Gravitational physics workshop for high-school students and public evening lecture on three years of gravitational-wave astronomy in Hanover

September 05, 2018

On 14th September, the Max Planck Society, Germany's most successful science organization, celebrates three anniversaries: 2018 marks the 160th anniversary of its namesake Max Planck, who received the Nobel Prize in Physics exactly 100 years ago. Also, the Max Planck Society was founded 70 years ago. Throughout Germany, Max Planck Institutes open their doors to all those interested in research and everyone else curious. The Max Planck Institute for Gravitational Physics (Albert Einstein Institute) in Hannover, which collaborates closely with the Institute for Gravitational Physics at Leibniz Universität Hannover, is also celebrating the three-year anniversary of the first direct measurement of gravitational waves on 14th September 2015.

High-school student workshop

In the morning between 9:00 CEST and 12:00 CEST a workshop on gravitational physics for high-school students from Hanover schools will take place as a closed event. The students from physics courses at the upper secondary school receive an insight into the current state of research on Einstein's gravitational waves.

The program includes a lecture, guided tours through five different laboratories, and a visit to the Atlas supercomputer. The morning will be rounded off by a speed-informing event at which the students will get first-hand information from different students and scientists of the institute in relaxed discussions on how to become a researcher and the daily life of scientists.

Public evening lecture

In the evening at 19:00 CEST, a popular science lecture (in German language) “Eavesdropping on the Universe with Gravitational Waves” will take place at the institute.

On 14th September 2015, a new era of astronomy began: gravitational waves were directly detected for the first time. Since then, the worldwide network of gravitational-wave detectors has measured multiple mergers of black holes and, together with 70 observatories on Earth and in space, observed the merger of a double neutron star for the first time. The lecture gives an overview of what we have learned in the past three years and what the future of gravitational-wave astronomy looks like.

The location for both events is the institute building at Callinstr. 38, 30167 Hannover. Directions can be found at http://www.aei.mpg.de/directions-hannover.

Media representatives are cordially invited to both events. Please contact  in advance.
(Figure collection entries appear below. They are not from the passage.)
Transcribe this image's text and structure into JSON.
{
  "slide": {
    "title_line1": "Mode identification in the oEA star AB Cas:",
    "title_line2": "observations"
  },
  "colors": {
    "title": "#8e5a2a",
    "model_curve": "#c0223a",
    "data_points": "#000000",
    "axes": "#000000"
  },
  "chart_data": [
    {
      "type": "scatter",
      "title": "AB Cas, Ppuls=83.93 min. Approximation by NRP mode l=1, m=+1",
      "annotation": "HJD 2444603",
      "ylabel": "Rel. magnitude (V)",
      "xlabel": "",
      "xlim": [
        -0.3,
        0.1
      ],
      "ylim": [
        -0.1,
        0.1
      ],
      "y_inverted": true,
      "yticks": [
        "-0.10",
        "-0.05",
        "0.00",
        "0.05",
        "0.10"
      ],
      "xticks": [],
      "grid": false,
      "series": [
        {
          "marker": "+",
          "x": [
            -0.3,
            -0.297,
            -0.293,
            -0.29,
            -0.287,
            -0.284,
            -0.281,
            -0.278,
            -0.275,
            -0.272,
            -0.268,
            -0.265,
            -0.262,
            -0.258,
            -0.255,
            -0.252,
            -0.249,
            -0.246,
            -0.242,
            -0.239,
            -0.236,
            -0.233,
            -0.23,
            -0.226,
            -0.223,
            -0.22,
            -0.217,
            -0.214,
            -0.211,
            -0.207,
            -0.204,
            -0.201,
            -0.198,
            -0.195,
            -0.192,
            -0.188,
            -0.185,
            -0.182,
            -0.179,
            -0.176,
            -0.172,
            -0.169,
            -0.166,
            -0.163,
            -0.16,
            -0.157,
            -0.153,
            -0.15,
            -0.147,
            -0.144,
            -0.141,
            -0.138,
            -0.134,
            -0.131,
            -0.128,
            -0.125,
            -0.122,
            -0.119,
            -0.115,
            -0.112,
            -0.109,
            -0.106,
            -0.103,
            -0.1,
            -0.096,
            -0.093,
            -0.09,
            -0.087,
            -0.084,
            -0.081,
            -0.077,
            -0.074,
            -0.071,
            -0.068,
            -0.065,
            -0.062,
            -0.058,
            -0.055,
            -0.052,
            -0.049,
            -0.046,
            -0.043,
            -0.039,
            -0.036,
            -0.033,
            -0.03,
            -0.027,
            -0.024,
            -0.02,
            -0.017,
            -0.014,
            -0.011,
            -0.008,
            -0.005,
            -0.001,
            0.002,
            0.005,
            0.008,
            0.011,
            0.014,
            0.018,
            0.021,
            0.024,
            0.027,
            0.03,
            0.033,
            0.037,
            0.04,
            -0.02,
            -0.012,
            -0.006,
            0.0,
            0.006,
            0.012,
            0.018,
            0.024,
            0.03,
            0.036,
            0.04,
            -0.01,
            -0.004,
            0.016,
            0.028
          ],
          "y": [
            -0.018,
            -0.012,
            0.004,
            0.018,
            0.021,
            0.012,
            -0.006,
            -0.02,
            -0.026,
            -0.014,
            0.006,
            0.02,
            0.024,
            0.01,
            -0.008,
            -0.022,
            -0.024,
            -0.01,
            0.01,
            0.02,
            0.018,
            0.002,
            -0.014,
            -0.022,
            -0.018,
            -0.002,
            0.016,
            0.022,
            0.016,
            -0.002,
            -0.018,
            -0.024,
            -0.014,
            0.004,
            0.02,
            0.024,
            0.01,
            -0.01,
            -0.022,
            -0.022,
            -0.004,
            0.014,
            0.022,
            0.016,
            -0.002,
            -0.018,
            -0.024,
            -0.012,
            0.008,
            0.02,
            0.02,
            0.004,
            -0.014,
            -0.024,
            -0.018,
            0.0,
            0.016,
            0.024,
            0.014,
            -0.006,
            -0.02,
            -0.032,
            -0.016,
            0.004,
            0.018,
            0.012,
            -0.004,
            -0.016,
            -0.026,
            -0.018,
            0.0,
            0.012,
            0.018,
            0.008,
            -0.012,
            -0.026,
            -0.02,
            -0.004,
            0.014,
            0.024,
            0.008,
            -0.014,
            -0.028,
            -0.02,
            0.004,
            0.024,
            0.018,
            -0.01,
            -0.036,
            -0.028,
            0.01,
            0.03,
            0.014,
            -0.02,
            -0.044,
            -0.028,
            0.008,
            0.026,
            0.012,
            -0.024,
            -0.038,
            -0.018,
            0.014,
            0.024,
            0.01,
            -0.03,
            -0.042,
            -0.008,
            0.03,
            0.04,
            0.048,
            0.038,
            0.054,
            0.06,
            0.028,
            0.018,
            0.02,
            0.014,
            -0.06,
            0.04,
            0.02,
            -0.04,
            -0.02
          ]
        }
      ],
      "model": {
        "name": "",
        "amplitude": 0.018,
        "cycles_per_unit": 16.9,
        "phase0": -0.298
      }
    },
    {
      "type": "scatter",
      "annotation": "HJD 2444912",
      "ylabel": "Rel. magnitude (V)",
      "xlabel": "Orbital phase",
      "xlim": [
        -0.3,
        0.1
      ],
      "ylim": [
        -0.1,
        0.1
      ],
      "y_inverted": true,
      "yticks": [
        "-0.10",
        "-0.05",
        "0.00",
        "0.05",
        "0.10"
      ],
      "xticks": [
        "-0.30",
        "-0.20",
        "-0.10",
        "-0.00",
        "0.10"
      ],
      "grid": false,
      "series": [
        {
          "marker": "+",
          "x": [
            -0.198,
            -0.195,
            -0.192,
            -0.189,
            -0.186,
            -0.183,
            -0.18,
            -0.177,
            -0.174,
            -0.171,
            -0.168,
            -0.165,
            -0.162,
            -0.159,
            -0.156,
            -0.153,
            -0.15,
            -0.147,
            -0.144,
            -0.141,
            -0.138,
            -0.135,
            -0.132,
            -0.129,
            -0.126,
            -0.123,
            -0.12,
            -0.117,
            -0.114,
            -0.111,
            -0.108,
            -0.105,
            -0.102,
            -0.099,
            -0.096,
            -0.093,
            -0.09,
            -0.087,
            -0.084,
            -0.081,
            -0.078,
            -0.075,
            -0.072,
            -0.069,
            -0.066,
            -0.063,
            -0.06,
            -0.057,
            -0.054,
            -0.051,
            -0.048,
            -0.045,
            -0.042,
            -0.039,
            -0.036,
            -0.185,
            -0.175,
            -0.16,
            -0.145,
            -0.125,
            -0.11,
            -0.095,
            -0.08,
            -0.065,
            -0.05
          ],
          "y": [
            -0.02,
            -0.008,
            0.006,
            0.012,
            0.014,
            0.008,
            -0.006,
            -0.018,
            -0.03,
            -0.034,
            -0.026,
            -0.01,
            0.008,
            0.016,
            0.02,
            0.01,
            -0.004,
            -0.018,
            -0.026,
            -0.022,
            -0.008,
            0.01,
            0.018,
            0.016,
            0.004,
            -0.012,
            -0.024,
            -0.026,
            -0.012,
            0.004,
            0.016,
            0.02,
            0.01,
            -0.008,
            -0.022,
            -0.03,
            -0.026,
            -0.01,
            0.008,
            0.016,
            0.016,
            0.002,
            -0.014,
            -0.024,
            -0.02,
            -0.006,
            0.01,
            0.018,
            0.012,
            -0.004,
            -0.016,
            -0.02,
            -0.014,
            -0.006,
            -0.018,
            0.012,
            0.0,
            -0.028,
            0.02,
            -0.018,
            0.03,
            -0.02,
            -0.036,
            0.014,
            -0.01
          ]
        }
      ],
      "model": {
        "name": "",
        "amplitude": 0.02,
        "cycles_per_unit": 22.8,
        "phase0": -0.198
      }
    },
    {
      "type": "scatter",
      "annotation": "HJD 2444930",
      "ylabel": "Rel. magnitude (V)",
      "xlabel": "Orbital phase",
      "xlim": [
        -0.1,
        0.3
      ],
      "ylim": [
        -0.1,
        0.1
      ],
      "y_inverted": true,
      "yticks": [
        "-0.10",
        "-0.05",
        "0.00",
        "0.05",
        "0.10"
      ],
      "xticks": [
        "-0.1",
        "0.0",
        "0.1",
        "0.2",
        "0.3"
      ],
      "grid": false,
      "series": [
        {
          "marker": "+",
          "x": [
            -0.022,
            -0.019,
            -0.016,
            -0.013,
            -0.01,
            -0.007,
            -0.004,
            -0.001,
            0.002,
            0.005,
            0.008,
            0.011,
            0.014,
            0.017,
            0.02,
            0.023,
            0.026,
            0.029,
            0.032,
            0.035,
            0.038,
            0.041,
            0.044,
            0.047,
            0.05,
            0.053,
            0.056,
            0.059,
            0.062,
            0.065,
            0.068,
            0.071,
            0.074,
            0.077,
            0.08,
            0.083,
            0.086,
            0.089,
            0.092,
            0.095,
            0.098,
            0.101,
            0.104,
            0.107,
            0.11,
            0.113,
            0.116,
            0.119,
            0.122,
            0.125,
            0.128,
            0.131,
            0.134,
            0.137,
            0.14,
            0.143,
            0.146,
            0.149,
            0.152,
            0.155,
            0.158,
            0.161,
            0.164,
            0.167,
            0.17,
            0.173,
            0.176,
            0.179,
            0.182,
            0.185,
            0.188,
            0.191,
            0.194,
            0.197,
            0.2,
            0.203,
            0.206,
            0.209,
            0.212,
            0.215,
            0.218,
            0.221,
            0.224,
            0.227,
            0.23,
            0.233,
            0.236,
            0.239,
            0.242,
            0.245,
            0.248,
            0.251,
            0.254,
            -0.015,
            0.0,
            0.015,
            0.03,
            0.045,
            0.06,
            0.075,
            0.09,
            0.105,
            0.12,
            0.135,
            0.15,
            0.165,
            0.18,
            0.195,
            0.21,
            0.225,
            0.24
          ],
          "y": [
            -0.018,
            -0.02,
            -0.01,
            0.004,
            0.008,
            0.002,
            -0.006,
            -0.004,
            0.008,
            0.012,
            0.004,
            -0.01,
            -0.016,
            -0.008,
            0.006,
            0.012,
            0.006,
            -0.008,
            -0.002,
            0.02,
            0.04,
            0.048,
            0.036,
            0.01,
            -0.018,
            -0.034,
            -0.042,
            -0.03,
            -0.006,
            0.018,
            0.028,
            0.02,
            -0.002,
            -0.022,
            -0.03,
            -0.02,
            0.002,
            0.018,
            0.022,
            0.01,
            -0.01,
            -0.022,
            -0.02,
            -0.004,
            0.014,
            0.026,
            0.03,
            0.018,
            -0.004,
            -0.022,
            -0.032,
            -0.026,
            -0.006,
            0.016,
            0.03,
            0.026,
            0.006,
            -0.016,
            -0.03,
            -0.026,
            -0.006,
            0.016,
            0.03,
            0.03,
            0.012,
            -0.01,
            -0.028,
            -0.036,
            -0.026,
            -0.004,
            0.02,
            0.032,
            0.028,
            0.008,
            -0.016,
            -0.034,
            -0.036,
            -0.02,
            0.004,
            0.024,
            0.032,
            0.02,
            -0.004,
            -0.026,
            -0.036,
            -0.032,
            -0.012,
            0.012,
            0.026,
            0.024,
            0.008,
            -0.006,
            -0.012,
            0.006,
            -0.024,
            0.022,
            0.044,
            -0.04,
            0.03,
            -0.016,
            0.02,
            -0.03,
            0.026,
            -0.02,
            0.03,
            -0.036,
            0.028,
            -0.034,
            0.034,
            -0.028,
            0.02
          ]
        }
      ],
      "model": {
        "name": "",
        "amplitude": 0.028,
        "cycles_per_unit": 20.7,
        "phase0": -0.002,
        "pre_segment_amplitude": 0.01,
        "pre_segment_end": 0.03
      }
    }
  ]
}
The nationwide Max Planck Day 2018

The physicist Max Planck asked questions that set the world in motion. His scientific heritage, quantum physics, has changed physics, raised many new questions and made the latest technologies possible.
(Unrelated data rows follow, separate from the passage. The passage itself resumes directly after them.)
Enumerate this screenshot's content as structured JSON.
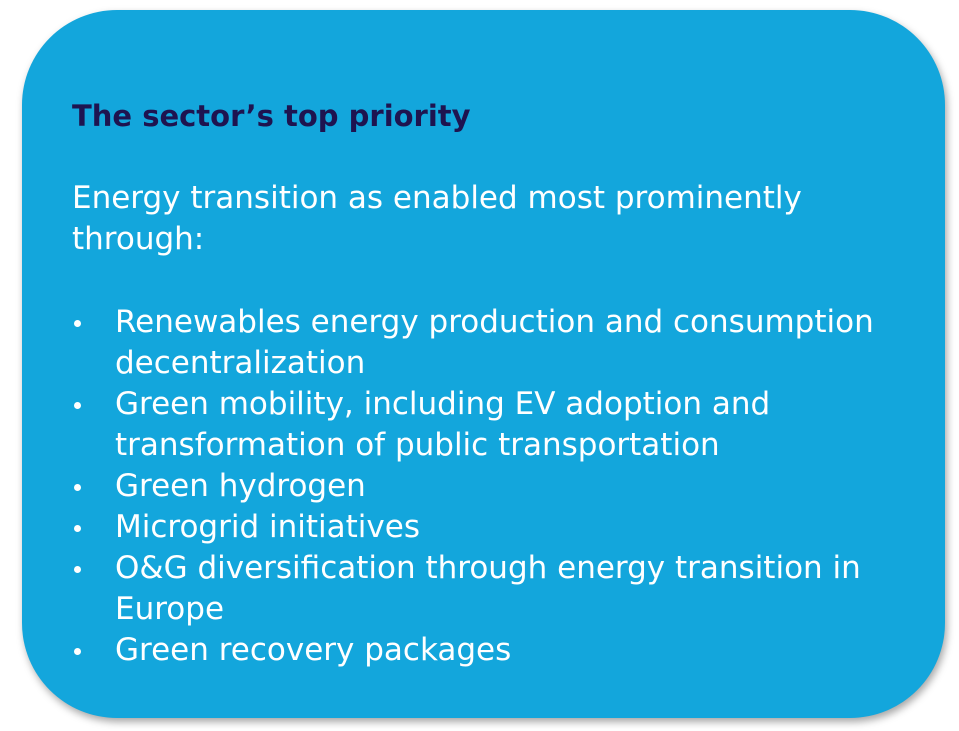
{
  "title": "The sector’s top priority",
  "intro": "Energy transition as enabled most prominently through:",
  "bullets": [
    "Renewables energy production and consumption decentralization",
    "Green mobility, including EV adoption and transformation of public transportation",
    "Green hydrogen",
    "Microgrid initiatives",
    "O&G diversification through energy transition in Europe",
    "Green recovery packages"
  ]
}
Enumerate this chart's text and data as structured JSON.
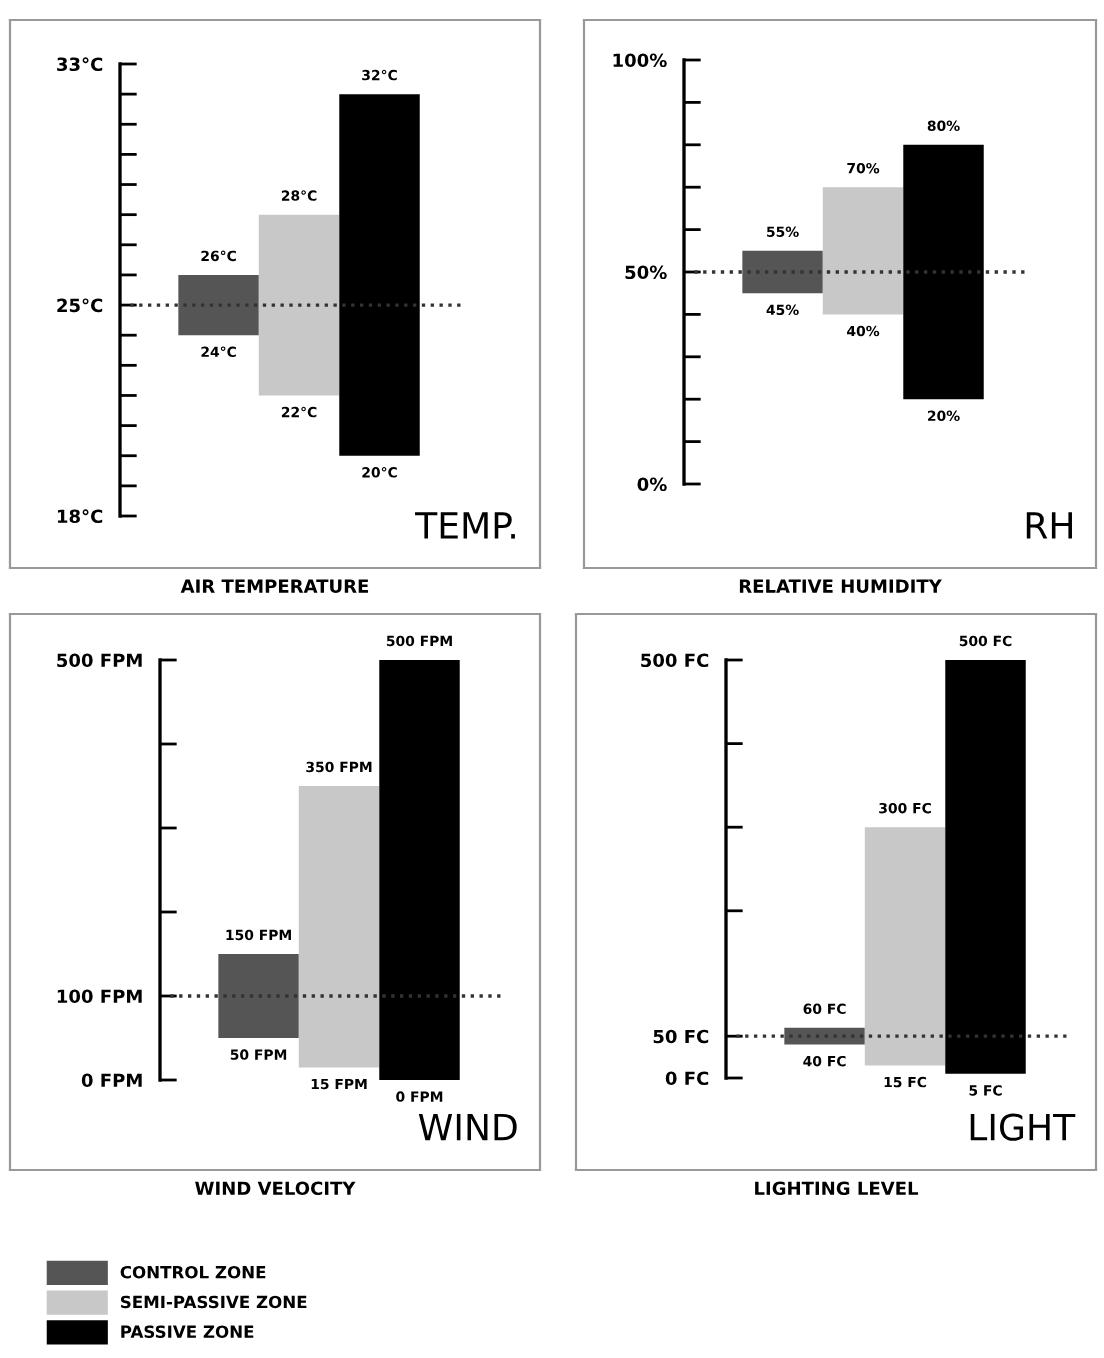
{
  "chart_data": [
    {
      "type": "bar",
      "title": "TEMP.",
      "xlabel": "AIR TEMPERATURE",
      "categories": [
        null,
        null,
        null
      ],
      "legend": "bottom left",
      "series": [
        {
          "name": "CONTROL ZONE",
          "color": "#555555",
          "values": [
            2,
            null,
            null
          ],
          "base": [
            24,
            null,
            null
          ]
        },
        {
          "name": "SEMI-PASSIVE ZONE",
          "color": "#c8c8c8",
          "values": [
            null,
            6,
            null
          ],
          "base": [
            null,
            22,
            null
          ]
        },
        {
          "name": "PASSIVE ZONE",
          "color": "#000000",
          "values": [
            null,
            null,
            12
          ],
          "base": [
            null,
            null,
            20
          ]
        }
      ],
      "ylim": [
        18,
        33
      ],
      "yticks": [
        {
          "value": 18,
          "label": "18°C"
        },
        {
          "value": 19,
          "label": null
        },
        {
          "value": 20,
          "label": null
        },
        {
          "value": 21,
          "label": null
        },
        {
          "value": 22,
          "label": null
        },
        {
          "value": 23,
          "label": null
        },
        {
          "value": 24,
          "label": null
        },
        {
          "value": 25,
          "label": "25°C"
        },
        {
          "value": 26,
          "label": null
        },
        {
          "value": 27,
          "label": null
        },
        {
          "value": 28,
          "label": null
        },
        {
          "value": 29,
          "label": null
        },
        {
          "value": 30,
          "label": null
        },
        {
          "value": 31,
          "label": null
        },
        {
          "value": 32,
          "label": null
        },
        {
          "value": 33,
          "label": "33°C"
        }
      ],
      "ref_lines": [
        {
          "axis": "y",
          "value": 25,
          "line_style": "dotted"
        }
      ],
      "annotations": [
        {
          "text": "26°C",
          "y": 26
        },
        {
          "text": "24°C",
          "y": 24
        },
        {
          "text": "28°C",
          "y": 28
        },
        {
          "text": "22°C",
          "y": 22
        },
        {
          "text": "32°C",
          "y": 32
        },
        {
          "text": "20°C",
          "y": 20
        }
      ]
    },
    {
      "type": "bar",
      "title": "RH",
      "xlabel": "RELATIVE HUMIDITY",
      "categories": [
        null,
        null,
        null
      ],
      "series": [
        {
          "color": "#555555",
          "values": [
            10,
            null,
            null
          ],
          "base": [
            45,
            null,
            null
          ]
        },
        {
          "color": "#c8c8c8",
          "values": [
            null,
            30,
            null
          ],
          "base": [
            null,
            40,
            null
          ]
        },
        {
          "color": "#000000",
          "values": [
            null,
            null,
            60
          ],
          "base": [
            null,
            null,
            20
          ]
        }
      ],
      "ylim": [
        0,
        100
      ],
      "yticks": [
        {
          "value": 0,
          "label": "0%"
        },
        {
          "value": 10,
          "label": null
        },
        {
          "value": 20,
          "label": null
        },
        {
          "value": 30,
          "label": null
        },
        {
          "value": 40,
          "label": null
        },
        {
          "value": 50,
          "label": "50%"
        },
        {
          "value": 60,
          "label": null
        },
        {
          "value": 70,
          "label": null
        },
        {
          "value": 80,
          "label": null
        },
        {
          "value": 90,
          "label": null
        },
        {
          "value": 100,
          "label": "100%"
        }
      ],
      "ref_lines": [
        {
          "axis": "y",
          "value": 50,
          "line_style": "dotted"
        }
      ],
      "annotations": [
        {
          "text": "55%",
          "y": 55
        },
        {
          "text": "45%",
          "y": 45
        },
        {
          "text": "70%",
          "y": 70
        },
        {
          "text": "40%",
          "y": 40
        },
        {
          "text": "80%",
          "y": 80
        },
        {
          "text": "20%",
          "y": 20
        }
      ]
    },
    {
      "type": "bar",
      "title": "WIND",
      "xlabel": "WIND VELOCITY",
      "categories": [
        null,
        null,
        null
      ],
      "series": [
        {
          "color": "#555555",
          "values": [
            100,
            null,
            null
          ],
          "base": [
            50,
            null,
            null
          ]
        },
        {
          "color": "#c8c8c8",
          "values": [
            null,
            335,
            null
          ],
          "base": [
            null,
            15,
            null
          ]
        },
        {
          "color": "#000000",
          "values": [
            null,
            null,
            500
          ],
          "base": [
            null,
            null,
            0
          ]
        }
      ],
      "ylim": [
        0,
        500
      ],
      "yticks": [
        {
          "value": 0,
          "label": "0 FPM"
        },
        {
          "value": 100,
          "label": "100 FPM"
        },
        {
          "value": 200,
          "label": null
        },
        {
          "value": 300,
          "label": null
        },
        {
          "value": 400,
          "label": null
        },
        {
          "value": 500,
          "label": "500 FPM"
        }
      ],
      "ref_lines": [
        {
          "axis": "y",
          "value": 100,
          "line_style": "dotted"
        }
      ],
      "annotations": [
        {
          "text": "150 FPM",
          "y": 150
        },
        {
          "text": "50 FPM",
          "y": 50
        },
        {
          "text": "350 FPM",
          "y": 350
        },
        {
          "text": "15 FPM",
          "y": 15
        },
        {
          "text": "500 FPM",
          "y": 500
        },
        {
          "text": "0 FPM",
          "y": 0
        }
      ]
    },
    {
      "type": "bar",
      "title": "LIGHT",
      "xlabel": "LIGHTING LEVEL",
      "categories": [
        null,
        null,
        null
      ],
      "series": [
        {
          "color": "#555555",
          "values": [
            20,
            null,
            null
          ],
          "base": [
            40,
            null,
            null
          ]
        },
        {
          "color": "#c8c8c8",
          "values": [
            null,
            285,
            null
          ],
          "base": [
            null,
            15,
            null
          ]
        },
        {
          "color": "#000000",
          "values": [
            null,
            null,
            495
          ],
          "base": [
            null,
            null,
            5
          ]
        }
      ],
      "ylim": [
        0,
        500
      ],
      "yticks": [
        {
          "value": 0,
          "label": "0 FC"
        },
        {
          "value": 50,
          "label": "50 FC"
        },
        {
          "value": 200,
          "label": null
        },
        {
          "value": 300,
          "label": null
        },
        {
          "value": 400,
          "label": null
        },
        {
          "value": 500,
          "label": "500 FC"
        }
      ],
      "ref_lines": [
        {
          "axis": "y",
          "value": 50,
          "line_style": "dotted"
        }
      ],
      "annotations": [
        {
          "text": "60 FC",
          "y": 60
        },
        {
          "text": "40 FC",
          "y": 40
        },
        {
          "text": "300 FC",
          "y": 300
        },
        {
          "text": "15 FC",
          "y": 15
        },
        {
          "text": "500 FC",
          "y": 500
        },
        {
          "text": "5 FC",
          "y": 5
        }
      ]
    }
  ]
}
2018 marks the 160th anniversary of Max Planck's birthday, exactly 100 years ago he received the Nobel Prize in Physics, and 70 years ago the Max Planck Society was founded – Germany's most successful scientific organization.

In the more than 80 Max Planck Institutes, scientists from a wide range of disciplines are now researching at the limits of our current knowledge. Because, as Max Planck said: “The application must be preceded by recognition.”

The nationwide Max Planck Day is aimed at all people interested in research and anyone else who is curious: #wonachsuchstdu invites all visitors to ask their own questions about the research topics of the Max Planck Society, for example at wonachsuchstdu.mpg.de.